The final vote was 11 to 1 for not guilty. But a
unanimous result is required for a verdict in a criminal matter. One of the women on the panel -- a newly minted graphic designer and mother of three –
would not be shaken from her vote for conviction, even when one of the other
jurors got particularly hostile toward her during deliberations. Since there was no hope of full agreement, the judge declared a mistrial. He wasn't happy with us.
I too was upset with the “score,” but I reminded myself later
that this isn’t a football game or a boxing match. An individual’s livelihood
is also at stake. Apparently, the 25-year-old defendant had had a fight with
his girlfriend over the mysterious Scott, who hosted the party. The young man
was upset about the love triangle and took to drinking vodka. I believe that he
got in his car and drove away, but determined that he was so drunk he couldn’t
continue, and pulled over on a residential street to call his family. Had a
passerby not felt the parked car was a traffic hazard and called the police,
the defendant might have slept in his car all night and nobody would have been
the wiser.
I felt kind of sorry for him. I think it was actually
fortunate that he over-imbibed to the point where his blood-alcohol reading was
0.26 a full five hours after the party Had he consumed just a little less, he
might have felt confident enough to continue driving, and possibly cause an
accident. Before we judge him too harshly, are there very many of us who drink
socially, who have never tried to drive a car when perhaps we shouldn’t have,
even only once?
The wheels of justice grind VERY slowly. There is no
concession to the dramatic timing we might see in movies or on TV. It’s
tedious. Our judge tried to lighten things up with stories about British common
law, San Francisco
history, college campuses, etc., but his gravelly voice was soporific. The
young prosecutor had charts, graphs, exhibits and a PowerPoint presentation, but
just couldn’t put her case over the line, and I felt kind of sorry for her,
too, it being her first one. I told her I was grateful it wasn’t a
double-murder; she would have needed four moving vans to introduce all her
stuff. Fortunately, she has a sense of humor, or I would have been slapped with
a writ or something.
The defendant in our case might not have gotten off completely Scott-free, so to speak, as the prosecution can decide to retry, but that seems unlikely here.
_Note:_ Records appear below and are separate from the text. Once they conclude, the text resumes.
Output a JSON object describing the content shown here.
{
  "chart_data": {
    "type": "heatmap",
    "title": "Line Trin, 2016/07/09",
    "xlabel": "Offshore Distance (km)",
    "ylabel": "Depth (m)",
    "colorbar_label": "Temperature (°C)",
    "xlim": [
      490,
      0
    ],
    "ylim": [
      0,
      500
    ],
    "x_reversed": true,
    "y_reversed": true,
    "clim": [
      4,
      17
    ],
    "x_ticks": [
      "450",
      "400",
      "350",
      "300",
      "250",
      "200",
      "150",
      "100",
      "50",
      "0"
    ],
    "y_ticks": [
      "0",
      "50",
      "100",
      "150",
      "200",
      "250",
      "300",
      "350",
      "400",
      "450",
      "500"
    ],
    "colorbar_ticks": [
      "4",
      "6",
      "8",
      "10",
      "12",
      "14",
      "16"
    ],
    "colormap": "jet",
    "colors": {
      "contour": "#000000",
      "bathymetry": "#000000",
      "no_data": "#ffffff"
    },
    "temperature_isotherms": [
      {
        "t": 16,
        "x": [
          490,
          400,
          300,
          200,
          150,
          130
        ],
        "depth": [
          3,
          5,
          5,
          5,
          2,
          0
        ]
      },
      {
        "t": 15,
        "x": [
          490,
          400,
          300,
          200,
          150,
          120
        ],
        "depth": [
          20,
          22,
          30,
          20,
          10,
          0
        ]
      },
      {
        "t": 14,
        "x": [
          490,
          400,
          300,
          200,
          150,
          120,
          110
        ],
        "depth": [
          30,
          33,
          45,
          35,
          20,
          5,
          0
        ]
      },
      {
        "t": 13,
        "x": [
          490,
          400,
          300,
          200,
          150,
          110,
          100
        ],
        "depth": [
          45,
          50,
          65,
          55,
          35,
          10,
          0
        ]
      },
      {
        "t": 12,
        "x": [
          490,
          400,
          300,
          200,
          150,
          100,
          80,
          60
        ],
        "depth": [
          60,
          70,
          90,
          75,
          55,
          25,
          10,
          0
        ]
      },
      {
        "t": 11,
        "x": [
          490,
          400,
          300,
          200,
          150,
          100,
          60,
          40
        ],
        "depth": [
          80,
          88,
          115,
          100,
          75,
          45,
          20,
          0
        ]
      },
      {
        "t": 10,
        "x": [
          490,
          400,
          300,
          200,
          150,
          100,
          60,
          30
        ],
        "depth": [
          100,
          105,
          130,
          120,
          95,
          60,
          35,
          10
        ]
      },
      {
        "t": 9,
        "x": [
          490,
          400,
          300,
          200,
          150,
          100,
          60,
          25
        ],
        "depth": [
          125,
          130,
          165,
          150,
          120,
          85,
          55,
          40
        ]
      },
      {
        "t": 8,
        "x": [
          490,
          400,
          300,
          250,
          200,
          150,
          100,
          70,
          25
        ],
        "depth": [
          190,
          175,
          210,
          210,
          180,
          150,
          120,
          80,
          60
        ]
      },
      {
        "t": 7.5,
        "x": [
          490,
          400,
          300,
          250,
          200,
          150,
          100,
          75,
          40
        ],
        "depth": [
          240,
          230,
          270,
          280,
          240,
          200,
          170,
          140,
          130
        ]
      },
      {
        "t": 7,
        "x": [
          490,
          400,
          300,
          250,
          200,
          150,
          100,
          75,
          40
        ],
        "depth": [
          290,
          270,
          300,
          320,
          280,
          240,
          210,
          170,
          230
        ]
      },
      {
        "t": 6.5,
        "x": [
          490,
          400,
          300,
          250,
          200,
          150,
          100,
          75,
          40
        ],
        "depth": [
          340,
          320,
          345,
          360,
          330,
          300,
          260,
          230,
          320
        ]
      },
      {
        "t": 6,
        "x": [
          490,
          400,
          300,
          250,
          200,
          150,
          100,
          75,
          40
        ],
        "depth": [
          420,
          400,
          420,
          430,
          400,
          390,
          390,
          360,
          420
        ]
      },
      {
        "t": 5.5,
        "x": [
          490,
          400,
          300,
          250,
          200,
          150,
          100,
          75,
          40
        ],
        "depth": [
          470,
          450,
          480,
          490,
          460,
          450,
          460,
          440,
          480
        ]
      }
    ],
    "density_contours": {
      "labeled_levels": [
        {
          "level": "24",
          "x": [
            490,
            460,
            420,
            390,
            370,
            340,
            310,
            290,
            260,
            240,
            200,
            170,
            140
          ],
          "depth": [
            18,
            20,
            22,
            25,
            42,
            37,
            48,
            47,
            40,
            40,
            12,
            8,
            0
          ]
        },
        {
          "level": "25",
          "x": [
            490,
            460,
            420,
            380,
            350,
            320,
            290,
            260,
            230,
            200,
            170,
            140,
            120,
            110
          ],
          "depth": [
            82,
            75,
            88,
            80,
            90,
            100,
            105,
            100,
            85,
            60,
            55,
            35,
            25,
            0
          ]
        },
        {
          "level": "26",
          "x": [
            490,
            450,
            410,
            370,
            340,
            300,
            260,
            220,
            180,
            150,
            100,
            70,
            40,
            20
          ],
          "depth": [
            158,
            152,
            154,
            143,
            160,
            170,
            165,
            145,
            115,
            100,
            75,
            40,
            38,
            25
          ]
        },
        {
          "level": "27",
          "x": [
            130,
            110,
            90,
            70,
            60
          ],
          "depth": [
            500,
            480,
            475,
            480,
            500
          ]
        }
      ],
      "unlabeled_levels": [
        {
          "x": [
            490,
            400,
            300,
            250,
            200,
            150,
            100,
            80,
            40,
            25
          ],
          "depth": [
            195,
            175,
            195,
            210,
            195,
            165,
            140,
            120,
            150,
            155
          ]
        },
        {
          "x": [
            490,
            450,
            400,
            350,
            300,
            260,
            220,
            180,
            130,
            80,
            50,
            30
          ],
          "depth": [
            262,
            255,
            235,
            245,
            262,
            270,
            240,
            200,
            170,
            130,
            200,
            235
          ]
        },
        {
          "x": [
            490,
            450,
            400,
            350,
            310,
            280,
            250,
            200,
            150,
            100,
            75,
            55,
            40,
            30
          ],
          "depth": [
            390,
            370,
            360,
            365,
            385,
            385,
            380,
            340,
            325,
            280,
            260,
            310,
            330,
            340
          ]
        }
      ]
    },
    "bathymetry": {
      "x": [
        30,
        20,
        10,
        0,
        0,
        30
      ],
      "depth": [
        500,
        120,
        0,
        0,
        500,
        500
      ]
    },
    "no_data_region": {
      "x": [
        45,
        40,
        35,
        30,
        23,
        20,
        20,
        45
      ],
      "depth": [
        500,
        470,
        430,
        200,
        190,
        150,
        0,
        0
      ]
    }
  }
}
Many believe that military service makes a better American
citizen. Following my experience, I think jury service, at least once, does the
same. Perhaps going against the negative grain left by the O.J. Simpson trial
(officially 20 years old this year), I believe that court cases open to the
public should be televised or available by live stream. The court system is
something about which most of us labor under a woeful level of ignorance.
This is a long read, so if you’ve gotten this far, I thank
you for your service, and my gavel is coming down to declare this post closed.